The Dresden Dolls' members look and sound like the last-call orchestra at the Kit Kat Club.
The Dresden Dolls' members look and sound like the last-call orchestra at the Kit Kat Club.

A piano-and-drums duo from Boston that looks and sounds like the last-call orchestra at the Kit Kat Club, The Dresden Dolls approaches its songs in dramatic terms: musical in structure but actorly in delivery, with a Brechtian distance that paradoxically makes the band all the more convincing.

Without seeming to reveal anything about herself on either of the band's two albums, singer Amanda Palmer never pretends that she's not a daughter of the modern age.

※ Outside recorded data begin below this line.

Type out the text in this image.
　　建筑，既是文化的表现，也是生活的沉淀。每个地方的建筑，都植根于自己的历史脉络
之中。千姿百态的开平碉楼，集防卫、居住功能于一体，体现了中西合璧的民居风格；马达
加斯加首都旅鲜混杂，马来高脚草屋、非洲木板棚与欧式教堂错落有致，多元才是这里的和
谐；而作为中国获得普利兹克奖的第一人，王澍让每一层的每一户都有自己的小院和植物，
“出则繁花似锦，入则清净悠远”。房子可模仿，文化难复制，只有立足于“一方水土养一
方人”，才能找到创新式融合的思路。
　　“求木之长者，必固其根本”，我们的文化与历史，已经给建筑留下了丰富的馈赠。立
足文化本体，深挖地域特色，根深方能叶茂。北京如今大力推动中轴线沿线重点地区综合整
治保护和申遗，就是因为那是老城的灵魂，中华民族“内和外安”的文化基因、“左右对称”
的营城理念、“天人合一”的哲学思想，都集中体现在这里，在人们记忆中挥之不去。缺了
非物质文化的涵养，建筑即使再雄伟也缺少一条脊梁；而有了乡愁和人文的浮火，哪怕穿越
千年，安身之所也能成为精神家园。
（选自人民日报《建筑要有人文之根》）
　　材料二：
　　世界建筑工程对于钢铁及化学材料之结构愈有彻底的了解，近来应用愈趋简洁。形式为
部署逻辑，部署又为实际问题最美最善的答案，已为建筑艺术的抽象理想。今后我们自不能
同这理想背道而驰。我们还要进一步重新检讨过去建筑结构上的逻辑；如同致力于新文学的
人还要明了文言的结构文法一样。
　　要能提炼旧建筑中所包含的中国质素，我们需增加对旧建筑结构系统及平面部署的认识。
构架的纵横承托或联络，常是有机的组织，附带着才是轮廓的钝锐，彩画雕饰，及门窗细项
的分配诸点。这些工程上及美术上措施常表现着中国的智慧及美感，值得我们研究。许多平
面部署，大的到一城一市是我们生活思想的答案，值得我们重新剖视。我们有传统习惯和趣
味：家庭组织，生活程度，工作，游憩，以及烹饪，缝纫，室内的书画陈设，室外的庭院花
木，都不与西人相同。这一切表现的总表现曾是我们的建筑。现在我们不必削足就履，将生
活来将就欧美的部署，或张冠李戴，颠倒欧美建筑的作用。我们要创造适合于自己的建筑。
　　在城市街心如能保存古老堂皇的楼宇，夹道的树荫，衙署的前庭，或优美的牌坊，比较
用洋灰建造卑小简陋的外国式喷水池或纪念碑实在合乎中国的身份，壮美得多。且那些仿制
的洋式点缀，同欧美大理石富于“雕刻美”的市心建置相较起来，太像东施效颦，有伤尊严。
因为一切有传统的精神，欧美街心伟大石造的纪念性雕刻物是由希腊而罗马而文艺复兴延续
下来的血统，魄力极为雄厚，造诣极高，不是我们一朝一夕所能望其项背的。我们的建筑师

But she and drummer Brian Viglione coat their material with a sepia tint that makes it seem as if their songs about traffic jams and gender-reassignment surgery are being dragged into the present day from 75 years back.

On "Mrs. O," Palmer sings with such melodramatic ferocity that niceties such as relation to pitch become irrelevant. She howls, she keens, she throws her voice as hard as she can against anyone listening, all the while pumping out measured triplets on her piano in an attempt to stave off the oncoming episode that she sees all too clearly just over the hill in the next chorus. Viglione's no help, pretending to be the rock that will prevent her from losing control while subtly goading her into it. "The truth won't save you now," Palmer finally spits, having admitted her defeat. "The sky is falling down."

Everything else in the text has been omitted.